Race, gender, family role and function are things that apply to Celie’s cultural back ground. As a black woman she had little to no rights and her role in the family was to take care of the children, keep the house clean, and do whatever her husband demanded without any say. In most industrialized countries, women were property of their husbands and/or fathers. After many years of inequality, women now have the same political and economic rights as men. (Fernandez, 2014)
During this time women like Celie had little control over her environment due to the cultural norms during this period. Her environment constrained her to a life of misery while it enabled and contributed to the poor behavior of Mister in how he treated and disrespected women. If there were consequences for domestic violence as there is today, women would not have endured such abuse. Bickley (2017) says culture is ever-changing and always being revised within the dynamic context of its enactment (pg. 83). After many years, Celie and Mister were finally able to communicate effectively, develop mutual respect and appreciate the roles they played in each other’s’ lives.

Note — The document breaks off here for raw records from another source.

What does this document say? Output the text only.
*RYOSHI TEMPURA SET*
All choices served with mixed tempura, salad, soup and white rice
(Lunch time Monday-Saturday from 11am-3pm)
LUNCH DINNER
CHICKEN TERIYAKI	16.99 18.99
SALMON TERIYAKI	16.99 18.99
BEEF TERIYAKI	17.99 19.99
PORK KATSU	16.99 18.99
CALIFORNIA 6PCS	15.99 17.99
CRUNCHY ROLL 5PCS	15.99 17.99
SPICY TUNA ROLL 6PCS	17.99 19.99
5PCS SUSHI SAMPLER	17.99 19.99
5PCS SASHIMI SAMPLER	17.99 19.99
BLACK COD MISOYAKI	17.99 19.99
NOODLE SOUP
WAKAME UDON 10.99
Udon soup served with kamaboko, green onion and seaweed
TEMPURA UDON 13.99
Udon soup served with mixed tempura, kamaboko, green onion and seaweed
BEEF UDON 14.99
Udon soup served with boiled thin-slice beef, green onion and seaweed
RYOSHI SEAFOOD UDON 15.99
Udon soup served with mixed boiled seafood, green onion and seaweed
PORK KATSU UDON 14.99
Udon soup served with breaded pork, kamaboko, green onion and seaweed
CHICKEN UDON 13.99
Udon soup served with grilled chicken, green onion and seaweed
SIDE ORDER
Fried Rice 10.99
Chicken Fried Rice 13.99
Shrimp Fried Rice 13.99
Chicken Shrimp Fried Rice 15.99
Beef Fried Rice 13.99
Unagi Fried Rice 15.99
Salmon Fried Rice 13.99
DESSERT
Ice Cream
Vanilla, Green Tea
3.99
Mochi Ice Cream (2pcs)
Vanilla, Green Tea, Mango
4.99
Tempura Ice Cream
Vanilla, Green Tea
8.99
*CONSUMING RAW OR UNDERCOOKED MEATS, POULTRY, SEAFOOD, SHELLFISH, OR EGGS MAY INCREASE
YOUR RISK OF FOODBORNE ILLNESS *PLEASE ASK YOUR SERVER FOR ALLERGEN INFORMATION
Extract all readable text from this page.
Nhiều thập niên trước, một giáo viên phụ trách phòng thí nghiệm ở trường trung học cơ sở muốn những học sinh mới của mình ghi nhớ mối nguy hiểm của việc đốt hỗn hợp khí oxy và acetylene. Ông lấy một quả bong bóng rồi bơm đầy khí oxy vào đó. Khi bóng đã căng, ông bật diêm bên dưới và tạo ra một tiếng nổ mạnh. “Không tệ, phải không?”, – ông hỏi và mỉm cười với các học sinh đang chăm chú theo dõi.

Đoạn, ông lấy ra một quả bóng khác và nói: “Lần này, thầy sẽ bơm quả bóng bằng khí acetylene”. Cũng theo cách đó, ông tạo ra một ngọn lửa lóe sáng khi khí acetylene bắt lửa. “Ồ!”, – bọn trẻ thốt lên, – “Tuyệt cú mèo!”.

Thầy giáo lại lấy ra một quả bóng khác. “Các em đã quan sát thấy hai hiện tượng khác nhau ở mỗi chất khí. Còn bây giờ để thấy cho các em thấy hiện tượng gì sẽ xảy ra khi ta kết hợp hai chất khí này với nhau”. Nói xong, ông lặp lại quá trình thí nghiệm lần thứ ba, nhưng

Bickley, L. S., & Szilagyi, P. G. (2017). Bates’ guide to physical examination and history taking (12th ed.). Philadelphia, PA: Wolters Kluwer.
Fern?- ndez, R. (2014). Women’s rights and development. Journal of Economic Growth, 19(1), 37“80.
Giger, J. N., & Davidhizar, R. (2002). The Giger and Davidhizar Transcultural Assessment Model. Journal of Transcultural Nursing, 13(3), 185. Retrieved from https://ezproxy.delhi.edu/login?url=https://search.ebscohost.com/login.aspx?direct=true&db=edb&AN=6943153&site=eds-live
Spielberg, S. (Producer), & Spielberg, S. (Director). (1985). The Color Purple [Motion Picture]. United States: Amblin Entertainment.